August 5, 9:37pm: Tonight’s family activity: beading. Srsly. Ktnxbai.

August 5, 10:17pm: I just shouted “LOOK HOW LOUD I HAVE TO YELL” over the entire family who thinks having eight conversations over each other is an effective communication method. (it’s from a Simpsons episode)

August 5, 10:20pm: A word about beading: lots of opportunities for “That’s what she said.” (“This hole’s too small!” “I can’t get it in!” “It’s not big enough!”)
Best comment:
just watch where you stick your beading needle, that’s all I’m saying

August 6, 10:04am: It’s beer-thirty somewhere, yes?

August 6, 1:54pm: Things learned the last 48 hours: kids do not stop talking. Ever. At all.

August 6, 3:40pm: Zoo marvels that PA systems both in airports and fast food restaurants employ the human-voice-to-Peanuts-teacher conversion.

August 6, 4:40pm: Denver airport’s Concourse A is leaking. Awesome. (during the 30-minute thunderstorm that RUINED EVERYONE’S DAY.)

August 6, 5:37pm: Zoo is smarter than a Fifth grader. (I discovered a game on my cell phone.)

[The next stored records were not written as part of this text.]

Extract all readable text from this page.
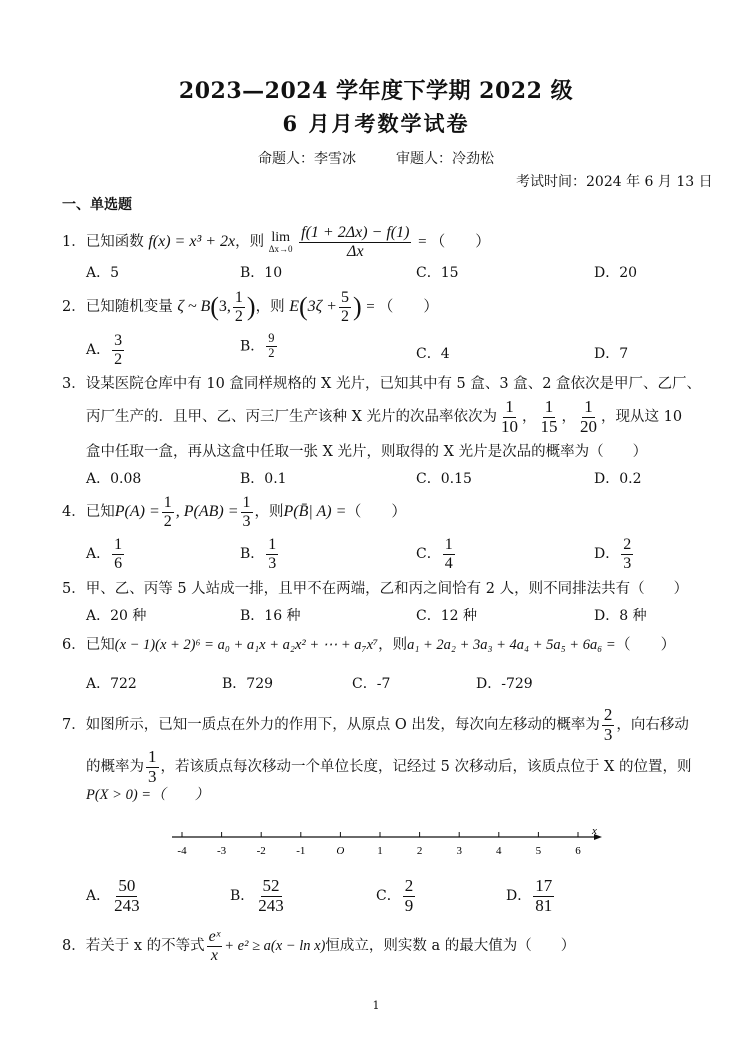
2023—2024 学年度下学期 2022 级
6 月月考数学试卷
命题人：李雪冰	审题人：冷劲松
考试时间：2024 年 6 月 13 日
一、单选题
1．已知函数 f(x) = x³ + 2x，则 lim
Δx→0
$\frac{f(1 + 2\Delta x) - f(1)}{\Delta x}$ = （　　）
A．5	B．10	C．15	D．20
2．已知随机变量 ζ ~ B(3, $\frac{1}{2}$ )，则 $E(3\zeta + \frac{5}{2}$ ) = （　　）
A． $\frac{3}{2}$	B． $\frac{9}{2}$	C．4	D．7
3．设某医院仓库中有 10 盒同样规格的 X 光片，已知其中有 5 盒、3 盒、2 盒依次是甲厂、乙厂、
丙厂生产的．且甲、乙、丙三厂生产该种 X 光片的次品率依次为 $\frac{1}{10}$ ， $\frac{1}{15}$ ， $\frac{1}{20}$ ，现从这 10
盒中任取一盒，再从这盒中任取一张 X 光片，则取得的 X 光片是次品的概率为（　　）
A．0.08	B．0.1	C．0.15	D．0.2
4．已知$P(A) = \frac{1}{2}$ , $P(AB) = \frac{1}{3}$ ，则P(B̄| A) =（　　）
A． $\frac{1}{6}$	B． $\frac{1}{3}$	C． $\frac{1}{4}$	D． $\frac{2}{3}$
5．甲、乙、丙等 5 人站成一排，且甲不在两端，乙和丙之间恰有 2 人，则不同排法共有（　　）
A．20 种	B．16 种	C．12 种	D．8 种
6．已知(x − 1)(x + 2)⁶ = a₀ + a₁x + a₂x² + ⋯ + a₇x⁷，则a₁ + 2a₂ + 3a₃ + 4a₄ + 5a₅ + 6a₆ =（　　）
A．722	B．729	C．-7	D．-729
7．如图所示，已知一质点在外力的作用下，从原点 O 出发，每次向左移动的概率为 $\frac{2}{3}$ ，向右移动
的概率为 $\frac{1}{3}$ ，若该质点每次移动一个单位长度，记经过 5 次移动后，该质点位于 X 的位置，则
P(X > 0) =（　　）
x
-4	-3	-2	-1	O	1	2	3	4	5	6
A． $\frac{50}{243}$	B． $\frac{52}{243}$	C． $\frac{2}{9}$	D． $\frac{17}{81}$
8．若关于 x 的不等式 $\frac{\text{eˣ}}{x} + e^2 \ge a(x - \ln x)$恒成立，则实数 a 的最大值为（　　）
1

August 6, 6:34pm: Zoo is missing her flight crew in Denver. Would be willing to serve coffee herself IF IT MEANS GETTING THIS SHOW ON THE ROAD. Or in the air, anyway. (we would discover later that we didn’t really have a plane waiting for the crew anyway. buncha liars.) (this was about 40 minutes after our flight was supposed to depart, btw)

August 6, 8:40pm: Zoo is making friends with her fellow delayed passengers.

August 7, 12:01am: Zoo is HOME HOME HOME.

“Cost of central air installation OMG OMG SO UNBEARABLY HOT KILL ME NOW.”